Bogotá, January 27, 2023 — Venezuelan authorities must drop their criminal investigation into two editors, three reporters, and an administrative employee of the El Nacional news website and allow them to continue their work free of intimidation, the Committee to Protect Journalists said Friday.
On Wednesday, January 25, officers of Venezuela’s investigative police unit detained El Nacional news editor José Gregorio Meza and human resources manager Virginia Nuñez, according to news reports and Miguel Enrique Otero, the president and editor of El Nacional, who spoke to CPJ via messaging app.
Officers brought them to the attorney general’s office in Caracas, where they were questioned about a recent article and released.
Authorities also sent citations to appear at the attorney general’s office to Otero and El Nacional reporters Carola Briceño, Hilda Lugo, and Ramón Hernández, all of whom are based outside of the country and do not plan to comply with the summonses, Otero said.
“Venezuelan authorities’ latest attempt to intimidate journalists at El Nacional by threatening them with criminal investigations is completely unacceptable,” said Carlos Martínez de la Serna, CPJ’s program director, in New York. “Authorities must drop their criminal investigations into the two editors, three reporters, and the human resources manager of the outlet, and allow them to practice journalism freely.”
The citation sent to Otero, dated January 17 and which CPJ reviewed, said he was to be formally charged but did not specify what crime he was alleged to have committed. Otero added that the other journalists were cited the same day.
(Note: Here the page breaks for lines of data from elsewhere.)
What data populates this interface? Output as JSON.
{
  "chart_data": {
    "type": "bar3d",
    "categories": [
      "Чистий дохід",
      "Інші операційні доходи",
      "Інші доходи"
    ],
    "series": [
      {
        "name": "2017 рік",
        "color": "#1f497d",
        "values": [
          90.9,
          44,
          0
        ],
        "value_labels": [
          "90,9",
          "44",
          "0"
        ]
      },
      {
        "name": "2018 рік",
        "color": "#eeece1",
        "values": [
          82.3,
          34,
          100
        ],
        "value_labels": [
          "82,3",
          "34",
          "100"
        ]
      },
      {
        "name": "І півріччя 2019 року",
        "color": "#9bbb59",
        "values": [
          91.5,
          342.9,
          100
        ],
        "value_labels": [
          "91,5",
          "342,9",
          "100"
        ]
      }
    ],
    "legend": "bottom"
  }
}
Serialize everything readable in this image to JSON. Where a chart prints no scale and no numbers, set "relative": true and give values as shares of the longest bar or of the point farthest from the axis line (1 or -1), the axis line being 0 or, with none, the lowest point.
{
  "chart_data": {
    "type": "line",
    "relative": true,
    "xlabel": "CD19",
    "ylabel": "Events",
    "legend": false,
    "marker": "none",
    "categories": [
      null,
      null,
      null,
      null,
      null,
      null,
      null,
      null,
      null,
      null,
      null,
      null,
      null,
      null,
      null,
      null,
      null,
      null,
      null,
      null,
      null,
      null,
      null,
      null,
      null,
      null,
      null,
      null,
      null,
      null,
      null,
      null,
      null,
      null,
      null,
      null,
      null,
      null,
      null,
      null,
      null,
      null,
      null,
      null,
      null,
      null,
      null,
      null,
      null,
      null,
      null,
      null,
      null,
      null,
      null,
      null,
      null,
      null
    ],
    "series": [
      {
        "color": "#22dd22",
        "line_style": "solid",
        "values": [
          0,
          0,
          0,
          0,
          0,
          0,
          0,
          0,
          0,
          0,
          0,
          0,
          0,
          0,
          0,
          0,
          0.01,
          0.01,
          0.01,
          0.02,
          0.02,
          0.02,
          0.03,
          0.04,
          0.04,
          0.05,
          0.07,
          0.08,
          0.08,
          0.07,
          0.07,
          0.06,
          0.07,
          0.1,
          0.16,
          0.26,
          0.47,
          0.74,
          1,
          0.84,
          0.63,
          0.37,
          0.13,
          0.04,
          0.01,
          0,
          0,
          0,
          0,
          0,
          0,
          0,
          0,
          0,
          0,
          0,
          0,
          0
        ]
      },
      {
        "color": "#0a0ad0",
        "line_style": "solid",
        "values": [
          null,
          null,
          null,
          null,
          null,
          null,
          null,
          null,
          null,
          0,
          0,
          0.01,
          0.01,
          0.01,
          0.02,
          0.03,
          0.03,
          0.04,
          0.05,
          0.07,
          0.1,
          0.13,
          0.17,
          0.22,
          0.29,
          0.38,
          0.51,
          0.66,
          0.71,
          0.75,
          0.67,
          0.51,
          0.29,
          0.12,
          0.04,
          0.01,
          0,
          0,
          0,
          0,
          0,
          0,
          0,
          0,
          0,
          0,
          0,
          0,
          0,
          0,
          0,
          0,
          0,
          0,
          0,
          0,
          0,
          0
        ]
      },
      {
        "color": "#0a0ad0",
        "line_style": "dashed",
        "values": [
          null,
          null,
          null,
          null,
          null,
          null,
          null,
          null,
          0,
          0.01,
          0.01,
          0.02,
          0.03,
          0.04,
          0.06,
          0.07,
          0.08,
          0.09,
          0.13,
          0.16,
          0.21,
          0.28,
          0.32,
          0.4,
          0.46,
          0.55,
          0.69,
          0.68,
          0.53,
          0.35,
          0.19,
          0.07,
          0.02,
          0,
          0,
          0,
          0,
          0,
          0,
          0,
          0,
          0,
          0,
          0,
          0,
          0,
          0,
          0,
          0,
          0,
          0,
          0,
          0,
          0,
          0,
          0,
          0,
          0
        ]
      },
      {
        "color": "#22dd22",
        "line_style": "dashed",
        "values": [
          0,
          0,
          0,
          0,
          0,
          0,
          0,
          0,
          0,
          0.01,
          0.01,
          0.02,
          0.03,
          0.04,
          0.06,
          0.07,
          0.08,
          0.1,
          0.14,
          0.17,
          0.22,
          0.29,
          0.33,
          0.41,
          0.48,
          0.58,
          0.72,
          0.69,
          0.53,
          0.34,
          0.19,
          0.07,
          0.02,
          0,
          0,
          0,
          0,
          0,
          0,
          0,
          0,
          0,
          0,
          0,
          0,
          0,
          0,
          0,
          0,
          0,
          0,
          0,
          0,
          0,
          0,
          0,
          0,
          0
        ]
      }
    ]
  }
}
Otero told CPJ that authorities have threatened Briceño and Hernández’s relatives in Venezuela in retaliation for their journalism.
Police questioned Meza and Nuñez about an article alleging that President Nicolás Maduro’s son, Nicolás Maduro Guerra, who is also a politician, was connected to two Venezuelans sanctioned in 2020 by the U.S. Treasury Department for their alleged involvement in illegal gold mining.
CPJ’s calls and text messages to the attorney general’s office and President Maduro’s press office were not answered. CPJ could not find contact information for the president’s son.
The criminal investigation is the latest move by Venezuela’s authoritarian government against El Nacional, founded 80 years ago in Caracas, which used to be one of the country’s largest-circulation and most influential newspapers. However, a newsprint shortage and government harassment, including fines, defamation lawsuits, and the seizure of its building and printing presses in 2021, forced El Nacional to become a web-only news operation with many journalists and editors living in exile.